La comunidad portuguesa y el control de precios

"Con la entrega del pernil, nos sabotearon. Un país en particular, Portugal. Porque nosotros compramos todo el pernil que había en Venezuela, pero teníamos que comprar afuera para completar y nos sabotearon la compra del pernil", afirmó el presidente Nicolás Maduro antes de finalizar el año 2017. Esta declaración, reportada por la prensa nacional e internacional, indica, como ya es costumbre, que cada fracaso del gobierno tiene un culpable: es “el síndrome del enemigo externo”, muy bien explicado por Peter Senge en su obra La quinta disciplina. Difícilmente un revolucionario se permite admitir el error propio.

El comienzo del nuevo año presagia que lo que nos viene es peor a lo vivido en 2017. Así se advierte de la acción desplegada por los funcionarios de la Superintendencia para la Defensa de los Derechos Socioeconómicos -organismo con nombre pomposo- contra los supermercados de Caracas para bajar autoritaria y ficticiamente los precios de los productos.

La acción de la Sundde evidencia, una vez más, que el dogmatismo y la intransigencia ideológica del régimen revolucionario son indoblegables. No importa qué tan grande sea la realidad de los hechos, el revolucionario no cambia de opinión porque es el dueño de la “verdad”. La experiencia enseña que solo la economía de mercado puede producir riqueza y calidad de vida. Salvo el modelo cubano, que transita hacia una apertura, apenas queda en el mundo el caso venezolano experimentando las recetas de un modelo económico que solo puede garantizar la pobreza y el retroceso. La secuencia de la “batalla” revolucionaria contra las casas de abastos indica que hay una mezcla de retaliación y frustración, salpicadas de doctrinas marxistas en desuso.

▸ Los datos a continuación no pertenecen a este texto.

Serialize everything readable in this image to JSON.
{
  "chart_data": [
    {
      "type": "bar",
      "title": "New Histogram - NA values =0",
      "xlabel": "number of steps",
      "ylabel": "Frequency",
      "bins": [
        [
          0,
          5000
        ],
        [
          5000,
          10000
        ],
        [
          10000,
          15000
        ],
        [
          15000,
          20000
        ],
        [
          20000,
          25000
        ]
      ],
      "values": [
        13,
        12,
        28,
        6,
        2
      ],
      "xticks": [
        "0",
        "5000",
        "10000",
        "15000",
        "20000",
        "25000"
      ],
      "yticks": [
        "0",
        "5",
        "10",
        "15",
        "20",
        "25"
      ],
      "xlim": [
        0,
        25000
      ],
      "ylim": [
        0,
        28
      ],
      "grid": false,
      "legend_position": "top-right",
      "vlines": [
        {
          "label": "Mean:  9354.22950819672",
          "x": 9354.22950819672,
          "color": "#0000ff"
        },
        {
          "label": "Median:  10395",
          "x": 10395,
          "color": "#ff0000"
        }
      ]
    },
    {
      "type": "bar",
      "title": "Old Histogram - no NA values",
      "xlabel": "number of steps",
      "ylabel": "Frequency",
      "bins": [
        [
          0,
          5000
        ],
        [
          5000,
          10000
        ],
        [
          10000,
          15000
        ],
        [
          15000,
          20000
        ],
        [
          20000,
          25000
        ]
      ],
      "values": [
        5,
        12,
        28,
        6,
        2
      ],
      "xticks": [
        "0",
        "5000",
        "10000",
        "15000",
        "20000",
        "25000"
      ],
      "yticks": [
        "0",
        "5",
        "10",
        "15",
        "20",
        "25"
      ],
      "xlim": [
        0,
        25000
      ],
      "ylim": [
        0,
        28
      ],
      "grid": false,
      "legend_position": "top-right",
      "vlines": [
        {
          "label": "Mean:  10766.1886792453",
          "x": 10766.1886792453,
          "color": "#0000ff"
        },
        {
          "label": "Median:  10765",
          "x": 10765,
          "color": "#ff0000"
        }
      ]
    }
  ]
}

Luego de haber culpado a Portugal de lo ocurrido, vino el segundo paso: bajar los precios -¡coincidencia!- de los supermercados propiedad, en su casi totalidad, de empresarios portugueses o de origen portugués. Se echa mano, entonces, de la Ley orgánica de precios justos y se resuelve el asunto proclamando que ese “precio justo” no sea el que fija el comerciante de acuerdo con su estructura de costos, sino el que caprichosamente fija el burócrata. No se toma en consideración que, en una economía hiperinflacionaria, los precios cambian día tras día. La verdadera referencia para fijar los precios es el dólar de Estados Unidos. Desconocer que la economía se ha dolarizado es darle la espalda a la realidad. En este contexto, la fijación arbitraria de los precios no toma en cuenta el valor de reposición de los productos.

El marxismo combate la llamada plusvalía porque el único valor de la mercancía sería el trabajo invertido en su producción. De esta manera, la ganancia que surja es directamente proporcional a la pérdida que sufre otro individuo. Según esta tesis, toda ganancia es plusvalía y, por ende, un despojo. Desde luego que dicha tesis está desprestigiada y nadie cree en ella; ni siquiera los revolucionarios criollos porque si lo creyeran Pdvsa no vendería petróleo con ganancia.

Por fortuna, el gobierno de Portugal -una coalición de izquierda a la que no se le puede acusar de “agente del imperio”- se ocupó del asunto y salió en defensa de la valiosa comunidad lusitana que vive en nuestro país. Y aquí surge otro elemento: la xenofobia y la discriminación por raza, religión y origen. En la década de los cincuenta, Venezuela recibió un importante contingente de migrantes que llegaron a trabajar y producir riqueza. Españoles, italianos y portugueses, con sus costumbres y tradiciones, se volcaron al trabajo creador y enriquecedor. Estos europeos se destacaron en diversos sectores como la industria, la construcción y el comercio. El arte y la literatura no escapan a sus aportes. La inmigración europea fue un indiscutible aporte para Venezuela.

No es con el control arbitrario de precios, ni sancionando a empresarios de un determinado origen, con lo que se va a combatir la hiperinflación. Es cambiando el fracasado modelo marxista como Venezuela podrá salir de la miseria, producir riqueza y generar calidad de vida. Lo acontecido con la comunidad portuguesa invita a esta reflexión.